Analysis of risk factors progression of preterm delivery using electronic health records

BioData Min. 2022 Aug 17;15(1):17. doi: 10.1186/s13040-022-00298-7.

Abstract

Background: Preterm deliveries have many negative health implications on both mother and child. Identifying the population level factors that increase the risk of preterm deliveries is an important step in the direction of mitigating the impact and reducing the frequency of occurrence of preterm deliveries. The purpose of this work is to identify preterm delivery risk factors and their progression throughout the pregnancy from a large collection of Electronic Health Records (EHR).

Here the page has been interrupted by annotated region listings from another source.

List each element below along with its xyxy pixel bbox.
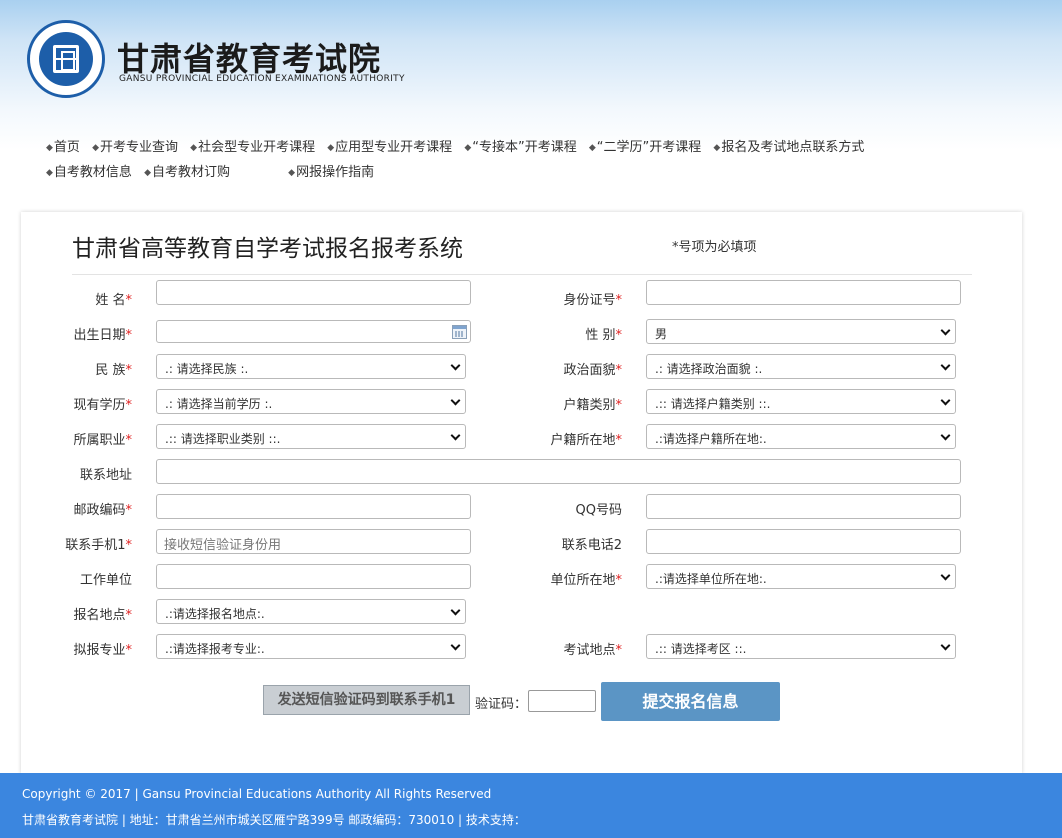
chevron-down-icon bbox=[940, 570, 951, 581]
site-subtitle: GANSU PROVINCIAL EDUCATION EXAMINATIONS … bbox=[119, 74, 405, 84]
nav-item-majors[interactable]: ◆开考专业查询 bbox=[92, 136, 178, 155]
mobile1-input[interactable]: 接收短信验证身份用 bbox=[156, 529, 471, 554]
label-education: 现有学历* bbox=[73, 398, 132, 413]
id-number-input[interactable] bbox=[646, 280, 961, 305]
household-location-select[interactable]: .:请选择户籍所在地:. bbox=[646, 424, 956, 449]
label-major: 拟报专业* bbox=[73, 643, 132, 658]
education-select[interactable]: .: 请选择当前学历 :. bbox=[156, 389, 466, 414]
chevron-down-icon bbox=[940, 395, 951, 406]
label-mobile1: 联系手机1* bbox=[65, 538, 132, 553]
label-address: 联系地址 bbox=[79, 468, 132, 483]
label-ethnicity: 民 族* bbox=[95, 363, 132, 378]
label-qq: QQ号码 bbox=[575, 503, 622, 518]
postal-code-input[interactable] bbox=[156, 494, 471, 519]
nav-item-contacts[interactable]: ◆报名及考试地点联系方式 bbox=[713, 136, 864, 155]
verification-code-input[interactable] bbox=[528, 690, 596, 712]
gender-select[interactable]: 男 bbox=[646, 319, 956, 344]
chevron-down-icon bbox=[940, 430, 951, 441]
bullet-icon: ◆ bbox=[144, 168, 151, 178]
label-id-number: 身份证号* bbox=[563, 293, 622, 308]
bullet-icon: ◆ bbox=[327, 143, 335, 153]
label-political-status: 政治面貌* bbox=[563, 363, 622, 378]
political-status-select[interactable]: .: 请选择政治面貌 :. bbox=[646, 354, 956, 379]
chevron-down-icon bbox=[940, 360, 951, 371]
label-postal-code: 邮政编码* bbox=[73, 503, 132, 518]
mobile1-placeholder: 接收短信验证身份用 bbox=[164, 538, 282, 553]
chevron-down-icon bbox=[940, 325, 951, 336]
label-phone2: 联系电话2 bbox=[561, 538, 622, 553]
employer-input[interactable] bbox=[156, 564, 471, 589]
qq-input[interactable] bbox=[646, 494, 961, 519]
birth-date-input[interactable] bbox=[156, 320, 471, 343]
chevron-down-icon bbox=[450, 605, 461, 616]
nav-item-textbook-info[interactable]: ◆自考教材信息 bbox=[46, 161, 132, 180]
label-household-location: 户籍所在地* bbox=[550, 433, 622, 448]
seal-icon bbox=[27, 20, 105, 98]
footer: Copyright © 2017 | Gansu Provincial Educ… bbox=[0, 773, 1062, 838]
verification-code-label: 验证码： bbox=[475, 697, 528, 712]
chevron-down-icon bbox=[450, 395, 461, 406]
chevron-down-icon bbox=[940, 640, 951, 651]
form-title: 甘肃省高等教育自学考试报名报考系统 bbox=[72, 236, 463, 262]
exam-site-select[interactable]: .:: 请选择考区 ::. bbox=[646, 634, 956, 659]
label-employer: 工作单位 bbox=[79, 573, 132, 588]
footer-address: 甘肃省教育考试院 | 地址：甘肃省兰州市城关区雁宁路399号 邮政编码：7300… bbox=[22, 813, 526, 827]
name-input[interactable] bbox=[156, 280, 471, 305]
bullet-icon: ◆ bbox=[288, 168, 296, 178]
registration-site-select[interactable]: .:请选择报名地点:. bbox=[156, 599, 466, 624]
nav-item-social-courses[interactable]: ◆社会型专业开考课程 bbox=[190, 136, 315, 155]
bullet-icon: ◆ bbox=[588, 143, 596, 153]
nav-row-2: ◆自考教材信息 ◆自考教材订购 ◆网报操作指南 bbox=[46, 161, 1006, 186]
divider bbox=[72, 274, 972, 275]
bullet-icon: ◆ bbox=[713, 143, 721, 153]
bullet-icon: ◆ bbox=[92, 143, 99, 153]
nav-item-home[interactable]: ◆首页 bbox=[46, 136, 80, 155]
bullet-icon: ◆ bbox=[46, 143, 53, 153]
calendar-icon[interactable] bbox=[452, 325, 467, 339]
label-exam-site: 考试地点* bbox=[563, 643, 622, 658]
nav-item-textbook-order[interactable]: ◆自考教材订购 bbox=[144, 161, 230, 180]
major-select[interactable]: .:请选择报考专业:. bbox=[156, 634, 466, 659]
label-gender: 性 别* bbox=[585, 328, 622, 343]
nav-item-zhuanjieben[interactable]: ◆“专接本”开考课程 bbox=[464, 136, 576, 155]
submit-button[interactable]: 提交报名信息 bbox=[601, 682, 780, 721]
address-input[interactable] bbox=[156, 459, 961, 484]
required-note: *号项为必填项 bbox=[672, 240, 757, 255]
occupation-select[interactable]: .:: 请选择职业类别 ::. bbox=[156, 424, 466, 449]
chevron-down-icon bbox=[450, 640, 461, 651]
label-birth-date: 出生日期* bbox=[73, 328, 132, 343]
send-sms-button[interactable]: 发送短信验证码到联系手机1 bbox=[263, 685, 470, 715]
nav-item-second-degree[interactable]: ◆“二学历”开考课程 bbox=[589, 136, 701, 155]
footer-copyright: Copyright © 2017 | Gansu Provincial Educ… bbox=[22, 787, 492, 801]
label-occupation: 所属职业* bbox=[73, 433, 132, 448]
ethnicity-select[interactable]: .: 请选择民族 :. bbox=[156, 354, 466, 379]
bullet-icon: ◆ bbox=[464, 143, 472, 153]
bullet-icon: ◆ bbox=[190, 143, 198, 153]
nav-item-applied-courses[interactable]: ◆应用型专业开考课程 bbox=[327, 136, 452, 155]
label-household-type: 户籍类别* bbox=[563, 398, 622, 413]
label-name: 姓 名* bbox=[95, 293, 132, 308]
label-employer-location: 单位所在地* bbox=[550, 573, 622, 588]
label-registration-site: 报名地点* bbox=[73, 608, 132, 623]
site-logo[interactable]: 甘肃省教育考试院 GANSU PROVINCIAL EDUCATION EXAM… bbox=[27, 20, 404, 100]
nav-item-guide[interactable]: ◆网报操作指南 bbox=[288, 161, 374, 180]
chevron-down-icon bbox=[450, 430, 461, 441]
main-nav: ◆首页 ◆开考专业查询 ◆社会型专业开考课程 ◆应用型专业开考课程 ◆“专接本”… bbox=[46, 136, 1006, 186]
bullet-icon: ◆ bbox=[46, 168, 53, 178]
employer-location-select[interactable]: .:请选择单位所在地:. bbox=[646, 564, 956, 589]
phone2-input[interactable] bbox=[646, 529, 961, 554]
chevron-down-icon bbox=[450, 360, 461, 371]
household-type-select[interactable]: .:: 请选择户籍类别 ::. bbox=[646, 389, 956, 414]
nav-row-1: ◆首页 ◆开考专业查询 ◆社会型专业开考课程 ◆应用型专业开考课程 ◆“专接本”… bbox=[46, 136, 1006, 161]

Results: The study cohort includes about 60,000 deliveries in the USA with the complete medical history from EHR for diagnoses, medications and procedures. We propose a temporal analysis of risk factors by estimating and comparing risk ratios and variable importance at different time points prior to the delivery event. We selected the following time points before delivery: 0, 12 and 24 week(s) of gestation. We did so by conducting a retrospective cohort study of patient history for a selected set of mothers who delivered preterm and a control group of mothers that delivered full-term. We analyzed the extracted data using logistic regression and random forests models. The results of our analyses showed that the highest risk ratio and variable importance corresponds to history of previous preterm delivery. Other risk factors were identified, some of which are consistent with those that are reported in the literature, others need further investigation.

Conclusions: The comparative analysis of the risk factors at different time points showed that risk factors in the early pregnancy related to patient history and chronic condition, while the risk factors in late pregnancy are specific to the current pregnancy. Our analysis unifies several previously reported studies on preterm risk factors. It also gives important insights on the changes of risk factors in the course of pregnancy. The code used for data analysis will be made available on github.

Keywords: EHR; Epidemiology; Precision medicine; Predictive models; Pregnancy; Preterm; Progression; Risk factors; Temporal analysis.